Re: Minimalist proposal to resolve no-primary-key issue

* ashok malhotra <ashok.malhotra@oracle.com> [2012-05-15 15:19-0700]
> I think we just need to fix the DM.  If you disagree, please indicate what else needs to be said.

But what exactly is broken in the DM?

That's a somewhat glib question, but the point I made during the call today (which I thought actually caught some momentum) was this:
  1 The DM is able to preserve cardinality over tables with potentially repeated rows.
  2 R2RML is not able to preserve cardinality over tables with potentially repeated rows while staying within pure SQL (that is, you may be able to use e.g. rownums or assignable variables in different flavors of SQL, but in the SQL that we're targeting, the required behavior exceeds the expressivity of SQL).
  3 For every situation where an R2RML processor would be unable to produce a DM as a default behavior (that is, those where the DM preserved cardinality and R2RML does not), the users need to be warned that, because they have potentially repeated rows in non-unique tables, the R2RML representation will lose some of the information in the database.
  4 Future versions of R2RML will likely address this issue, making it enabling a generic R2RML processor to capture all of the information in repeated rows, and therefor able to use the DM for these cases.
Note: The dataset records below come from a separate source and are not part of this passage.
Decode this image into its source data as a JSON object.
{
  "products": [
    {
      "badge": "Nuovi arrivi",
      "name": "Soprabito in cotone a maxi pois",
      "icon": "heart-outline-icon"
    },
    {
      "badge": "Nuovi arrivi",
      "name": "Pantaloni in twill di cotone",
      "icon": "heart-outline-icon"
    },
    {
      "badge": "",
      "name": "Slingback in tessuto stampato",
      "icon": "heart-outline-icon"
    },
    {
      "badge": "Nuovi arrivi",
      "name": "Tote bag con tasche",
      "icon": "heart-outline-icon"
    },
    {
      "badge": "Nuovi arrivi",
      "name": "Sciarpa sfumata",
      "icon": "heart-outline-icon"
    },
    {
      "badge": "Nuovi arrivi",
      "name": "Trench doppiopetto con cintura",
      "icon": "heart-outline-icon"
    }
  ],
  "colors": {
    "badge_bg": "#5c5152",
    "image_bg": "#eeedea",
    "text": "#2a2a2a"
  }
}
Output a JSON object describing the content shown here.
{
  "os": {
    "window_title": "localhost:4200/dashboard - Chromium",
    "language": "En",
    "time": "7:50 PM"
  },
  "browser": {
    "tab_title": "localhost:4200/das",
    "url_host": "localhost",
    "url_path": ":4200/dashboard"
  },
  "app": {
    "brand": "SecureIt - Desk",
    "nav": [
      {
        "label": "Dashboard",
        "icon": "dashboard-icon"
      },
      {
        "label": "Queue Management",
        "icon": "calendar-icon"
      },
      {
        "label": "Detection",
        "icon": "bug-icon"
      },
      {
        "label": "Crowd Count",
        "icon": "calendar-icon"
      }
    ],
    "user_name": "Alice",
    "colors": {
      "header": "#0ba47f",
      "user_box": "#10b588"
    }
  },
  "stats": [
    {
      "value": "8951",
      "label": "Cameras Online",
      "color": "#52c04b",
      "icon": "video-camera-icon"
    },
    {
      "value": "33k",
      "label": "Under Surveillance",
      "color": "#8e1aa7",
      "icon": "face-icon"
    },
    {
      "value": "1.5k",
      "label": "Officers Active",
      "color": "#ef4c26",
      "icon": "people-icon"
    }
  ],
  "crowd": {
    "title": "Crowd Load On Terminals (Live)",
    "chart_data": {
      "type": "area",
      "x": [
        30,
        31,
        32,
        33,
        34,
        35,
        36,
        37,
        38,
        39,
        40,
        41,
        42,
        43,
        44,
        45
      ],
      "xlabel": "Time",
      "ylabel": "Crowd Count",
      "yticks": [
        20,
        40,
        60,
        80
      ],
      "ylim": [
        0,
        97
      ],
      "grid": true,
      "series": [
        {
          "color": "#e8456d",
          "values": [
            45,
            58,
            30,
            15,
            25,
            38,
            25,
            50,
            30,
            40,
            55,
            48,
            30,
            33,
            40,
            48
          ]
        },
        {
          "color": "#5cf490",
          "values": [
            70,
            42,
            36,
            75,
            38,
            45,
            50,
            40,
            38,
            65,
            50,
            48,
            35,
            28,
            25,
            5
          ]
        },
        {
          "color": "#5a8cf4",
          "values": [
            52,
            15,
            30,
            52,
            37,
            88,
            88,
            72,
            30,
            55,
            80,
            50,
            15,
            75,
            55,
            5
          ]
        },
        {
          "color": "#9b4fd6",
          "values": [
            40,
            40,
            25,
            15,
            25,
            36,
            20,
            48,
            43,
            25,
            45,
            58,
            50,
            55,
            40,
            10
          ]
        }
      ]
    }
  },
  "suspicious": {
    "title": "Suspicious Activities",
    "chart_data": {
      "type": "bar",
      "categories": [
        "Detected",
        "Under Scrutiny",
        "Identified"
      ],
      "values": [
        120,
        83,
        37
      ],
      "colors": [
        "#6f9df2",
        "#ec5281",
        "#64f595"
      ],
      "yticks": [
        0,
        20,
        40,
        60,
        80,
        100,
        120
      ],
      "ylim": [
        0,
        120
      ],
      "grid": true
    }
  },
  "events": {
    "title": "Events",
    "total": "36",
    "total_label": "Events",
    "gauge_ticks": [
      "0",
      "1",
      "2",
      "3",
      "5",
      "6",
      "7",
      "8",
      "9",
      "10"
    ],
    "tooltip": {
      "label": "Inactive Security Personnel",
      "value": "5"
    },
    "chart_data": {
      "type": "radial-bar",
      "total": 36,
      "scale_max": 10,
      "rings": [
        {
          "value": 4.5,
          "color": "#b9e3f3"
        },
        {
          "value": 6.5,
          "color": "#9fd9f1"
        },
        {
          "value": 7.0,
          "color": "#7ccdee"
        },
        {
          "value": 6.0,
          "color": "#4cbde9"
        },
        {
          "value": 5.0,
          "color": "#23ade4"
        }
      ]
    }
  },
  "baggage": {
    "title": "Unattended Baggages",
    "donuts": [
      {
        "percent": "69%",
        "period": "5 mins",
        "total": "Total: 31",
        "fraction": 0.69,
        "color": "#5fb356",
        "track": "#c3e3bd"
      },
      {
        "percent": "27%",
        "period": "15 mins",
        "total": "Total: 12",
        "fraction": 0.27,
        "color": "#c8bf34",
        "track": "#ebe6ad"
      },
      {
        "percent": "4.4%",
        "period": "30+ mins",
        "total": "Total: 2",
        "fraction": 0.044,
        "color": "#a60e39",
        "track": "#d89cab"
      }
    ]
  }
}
This points to following Ivan's proposal <http://www.w3.org/mid/FD9565BB-380D-474B-9453-60C7CAF6072E@w3.org> (add caveat text about when the DM is not the default or non-configured R2RML behavior). Adding text to the R2RML text in Ivan's proposal would help users understand the issues and the outcome. The current text is point 2 in Ivan's mail:
[[
2. Add to the R2RML document (probably in the intro part): "R2RML implementations are encouraged to provide a default mapping equivalent to the Direct Mapping for tables which have at least one unique key"
]]
Adding this text would specify the behavior when there is no unique key:
[[
For tables with no unique key and which have multiple identical rows, the output dataset produced by the default mapping will be equivalent to the Direct Mapping over the unique rows in that table.
]]

It's possible that we'll want to s/mapping will be equivalent/mapping MAY be equivalent/ because the simple mapping for SPARQL queries analogous conventional SQL queries, e.g.
  SELECT ?who ?owes { ?debt <IOUs#fname> ?who ; <IOUs#amount> ?owes }
or
  SELECT ?fname (SUM(?owes) AS ?payupnow) { ?debt <IOUs#fname> ?fname ; <IOUs#amount> ?owes } GROUP BY ?fname
would preserve cardinality unless one specifically invoked a subselect which grouped by all of the unique columns. (This consistency problem will arise R2RML regardless of whether DM is relaxed to potentially lose cardinality.)


> The DM spec says:
> [[The Direct Mapping is intended to provide a default behavior for R2RML: RDB to RDF Mapping Language <http://www.w3.org/TR/2012/CR-r2rml-20120223/> [R2RML] <http://www.w3.org/TR/rdb-direct-mapping/#R2RML>. It can also be used to materialize RDF graphs or define virtual graphs, which can be queried by SPARQL or traversed by an RDF graph API.]]
> 
> Add an asterisk after the first sentence and a footnote.  The footnote says:
> [[Except in the case of tables or views without a primary key.  In this case, identical rows may be kept distinct
> by the DM and collapsed into a single row by R2RML]]
> 
> R2RML says:
> [[This specification has a companion that defines a direct mapping from relational databases to RDF <http://www.w3.org/TR/rdb-direct-mapping/> [DM <http://www.w3.org/TR/r2rml/#DM>]. In the direct mapping of a database, the structure of the resulting RDF graph directly reflects the structure of the database, the target RDF vocabulary directly reflects the names of database schema elements, and neither structure nor target vocabulary can be changed. With R2RML on the other hand, a mapping author can define highly customized views over the relational data.]]
> 
> No change needed.
> -- 
> All the best, Ashok

-- 
-ericP

Received on Wednesday, 16 May 2012 03:24:28 UTC